Excerpt from Sun Pharma's press release:
Mumbai, India, Princeton, NJ, August 16, 2018 – Sun Pharmaceutical Industries Ltd. (Reuters: SUN.BO, Bloomberg: SUNP IN, NSE: SUNPHARMA, BSE: 524715, “Sun Pharma” and includes its subsidiaries and/or associate companies) today announced that Sun Pharma has received approval for CEQUA (cyclosporine ophthalmic solution) 0.09%, from the U.S. Food and Drug Administration (FDA). CEQUA is indicated to increase tear production in patients with keratoconjunctivitis sicca (dry eye).

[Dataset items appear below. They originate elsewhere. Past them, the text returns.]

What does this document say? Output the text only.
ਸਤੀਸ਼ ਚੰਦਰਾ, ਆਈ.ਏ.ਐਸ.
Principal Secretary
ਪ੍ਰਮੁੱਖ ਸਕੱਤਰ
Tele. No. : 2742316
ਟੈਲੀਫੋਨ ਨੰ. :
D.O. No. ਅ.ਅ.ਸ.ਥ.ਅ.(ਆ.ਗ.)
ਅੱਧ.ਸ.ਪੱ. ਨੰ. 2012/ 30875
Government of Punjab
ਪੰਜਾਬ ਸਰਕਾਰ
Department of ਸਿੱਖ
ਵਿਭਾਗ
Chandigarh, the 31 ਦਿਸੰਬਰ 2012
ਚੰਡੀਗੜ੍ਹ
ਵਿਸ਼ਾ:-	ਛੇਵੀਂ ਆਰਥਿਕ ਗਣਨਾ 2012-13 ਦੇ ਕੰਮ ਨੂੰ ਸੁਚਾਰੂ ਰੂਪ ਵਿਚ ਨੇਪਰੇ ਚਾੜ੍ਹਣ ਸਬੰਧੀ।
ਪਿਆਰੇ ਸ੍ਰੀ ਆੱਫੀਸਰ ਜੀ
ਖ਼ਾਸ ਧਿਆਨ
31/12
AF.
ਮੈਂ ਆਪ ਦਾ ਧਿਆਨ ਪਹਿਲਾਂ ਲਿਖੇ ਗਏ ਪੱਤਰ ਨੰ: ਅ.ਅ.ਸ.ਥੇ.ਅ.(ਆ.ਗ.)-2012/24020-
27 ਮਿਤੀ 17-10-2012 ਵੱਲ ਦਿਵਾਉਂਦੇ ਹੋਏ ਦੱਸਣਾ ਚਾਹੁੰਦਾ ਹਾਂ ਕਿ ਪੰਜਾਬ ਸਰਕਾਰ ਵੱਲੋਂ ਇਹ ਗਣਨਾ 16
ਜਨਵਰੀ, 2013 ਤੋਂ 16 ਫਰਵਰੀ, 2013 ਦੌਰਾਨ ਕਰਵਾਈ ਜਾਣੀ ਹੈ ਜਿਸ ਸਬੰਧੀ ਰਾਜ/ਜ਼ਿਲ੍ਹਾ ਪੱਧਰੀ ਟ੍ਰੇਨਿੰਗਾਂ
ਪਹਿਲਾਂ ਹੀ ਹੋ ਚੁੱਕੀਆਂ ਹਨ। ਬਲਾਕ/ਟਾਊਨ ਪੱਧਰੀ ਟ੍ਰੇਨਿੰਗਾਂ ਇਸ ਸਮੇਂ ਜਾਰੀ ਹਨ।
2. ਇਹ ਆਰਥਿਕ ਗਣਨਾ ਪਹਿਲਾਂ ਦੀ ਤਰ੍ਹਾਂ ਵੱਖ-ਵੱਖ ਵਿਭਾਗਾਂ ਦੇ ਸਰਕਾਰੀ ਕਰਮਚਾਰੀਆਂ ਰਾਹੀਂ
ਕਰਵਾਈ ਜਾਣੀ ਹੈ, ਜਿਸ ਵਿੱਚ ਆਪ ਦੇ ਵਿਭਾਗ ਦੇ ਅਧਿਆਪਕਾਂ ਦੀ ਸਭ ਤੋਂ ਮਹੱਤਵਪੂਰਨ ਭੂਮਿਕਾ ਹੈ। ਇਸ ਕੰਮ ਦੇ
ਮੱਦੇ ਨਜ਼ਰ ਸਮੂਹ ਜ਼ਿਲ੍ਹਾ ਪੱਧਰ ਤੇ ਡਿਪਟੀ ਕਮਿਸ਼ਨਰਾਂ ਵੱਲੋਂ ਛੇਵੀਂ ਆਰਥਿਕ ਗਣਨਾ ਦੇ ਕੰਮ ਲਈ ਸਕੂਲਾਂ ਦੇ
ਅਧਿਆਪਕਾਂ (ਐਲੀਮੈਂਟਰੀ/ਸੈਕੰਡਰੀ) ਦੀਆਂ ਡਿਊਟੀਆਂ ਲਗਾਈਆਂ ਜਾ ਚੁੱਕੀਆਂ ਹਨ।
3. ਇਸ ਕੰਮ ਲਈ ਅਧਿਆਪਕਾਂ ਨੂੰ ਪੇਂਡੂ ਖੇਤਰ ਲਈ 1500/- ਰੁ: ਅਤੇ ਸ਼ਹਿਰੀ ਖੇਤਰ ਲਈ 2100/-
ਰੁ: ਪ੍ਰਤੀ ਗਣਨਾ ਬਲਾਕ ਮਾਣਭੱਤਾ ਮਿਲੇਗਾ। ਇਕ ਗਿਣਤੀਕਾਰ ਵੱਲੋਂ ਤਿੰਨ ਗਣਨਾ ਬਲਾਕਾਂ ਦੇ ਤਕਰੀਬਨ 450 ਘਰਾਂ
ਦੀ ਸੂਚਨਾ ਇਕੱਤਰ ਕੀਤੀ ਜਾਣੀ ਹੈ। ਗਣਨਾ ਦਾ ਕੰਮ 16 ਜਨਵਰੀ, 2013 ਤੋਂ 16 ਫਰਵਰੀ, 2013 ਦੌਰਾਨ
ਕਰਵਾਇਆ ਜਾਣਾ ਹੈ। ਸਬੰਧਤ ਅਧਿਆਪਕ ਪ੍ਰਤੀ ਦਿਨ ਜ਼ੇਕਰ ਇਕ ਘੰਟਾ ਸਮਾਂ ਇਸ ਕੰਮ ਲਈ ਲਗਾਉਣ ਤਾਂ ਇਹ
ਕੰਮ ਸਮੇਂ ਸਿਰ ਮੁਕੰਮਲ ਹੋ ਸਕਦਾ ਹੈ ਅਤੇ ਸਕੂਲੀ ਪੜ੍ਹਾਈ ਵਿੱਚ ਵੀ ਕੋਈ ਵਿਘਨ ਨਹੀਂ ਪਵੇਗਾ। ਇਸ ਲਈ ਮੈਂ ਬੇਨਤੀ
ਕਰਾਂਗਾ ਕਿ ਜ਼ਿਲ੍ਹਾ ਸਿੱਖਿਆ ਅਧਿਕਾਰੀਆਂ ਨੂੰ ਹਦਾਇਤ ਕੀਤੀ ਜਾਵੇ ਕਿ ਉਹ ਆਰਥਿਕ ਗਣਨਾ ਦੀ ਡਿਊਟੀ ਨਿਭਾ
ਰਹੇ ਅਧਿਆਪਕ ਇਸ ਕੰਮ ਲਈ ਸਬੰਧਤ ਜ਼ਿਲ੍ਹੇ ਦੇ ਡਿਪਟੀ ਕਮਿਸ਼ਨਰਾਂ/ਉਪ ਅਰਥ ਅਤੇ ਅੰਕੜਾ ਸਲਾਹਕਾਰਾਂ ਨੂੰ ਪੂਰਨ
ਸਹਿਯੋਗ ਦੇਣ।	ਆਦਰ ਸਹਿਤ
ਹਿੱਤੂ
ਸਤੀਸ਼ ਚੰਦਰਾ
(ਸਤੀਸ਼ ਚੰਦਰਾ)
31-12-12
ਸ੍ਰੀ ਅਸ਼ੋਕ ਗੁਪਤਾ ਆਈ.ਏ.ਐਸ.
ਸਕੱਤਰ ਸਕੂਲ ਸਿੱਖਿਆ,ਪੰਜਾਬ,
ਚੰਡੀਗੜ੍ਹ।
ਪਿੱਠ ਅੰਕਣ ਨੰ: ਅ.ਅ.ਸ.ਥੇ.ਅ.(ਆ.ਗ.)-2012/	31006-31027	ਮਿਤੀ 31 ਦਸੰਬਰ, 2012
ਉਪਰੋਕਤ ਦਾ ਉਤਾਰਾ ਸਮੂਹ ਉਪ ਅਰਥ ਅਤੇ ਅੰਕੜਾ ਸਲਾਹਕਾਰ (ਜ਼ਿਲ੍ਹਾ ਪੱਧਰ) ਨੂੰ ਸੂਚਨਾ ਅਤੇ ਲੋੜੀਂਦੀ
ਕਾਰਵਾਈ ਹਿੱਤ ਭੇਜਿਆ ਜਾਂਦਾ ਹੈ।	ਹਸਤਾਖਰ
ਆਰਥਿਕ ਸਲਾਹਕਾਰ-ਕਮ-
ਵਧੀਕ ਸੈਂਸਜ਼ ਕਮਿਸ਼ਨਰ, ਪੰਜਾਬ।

CEQUA provides the highest FDA-approved concentration of cyclosporine A (CsA) and is the first and only approved CsA product that incorporates a nanomicellar technology. The innovative nanomicellar formulation allows the CsA molecule to overcome solubility challenges, penetrate the eye’s aqueous layer and prevents the release of the active lipophilic molecule prior to penetration. In the Phase 3 confirmatory trial on CEQUA, after 12 weeks of treatment, as compared to vehicle, CEQUA showed statistically significant improvement in the primary endpoint, Schirmer’s score (a measurement of tear production) (p<0.01). Improvements in secondary endpoints (i.e. ocular staining assessments) were seen as early as 1 month after initiating treatment. CEQUA is dosed twice daily and will be available as a single-use vial.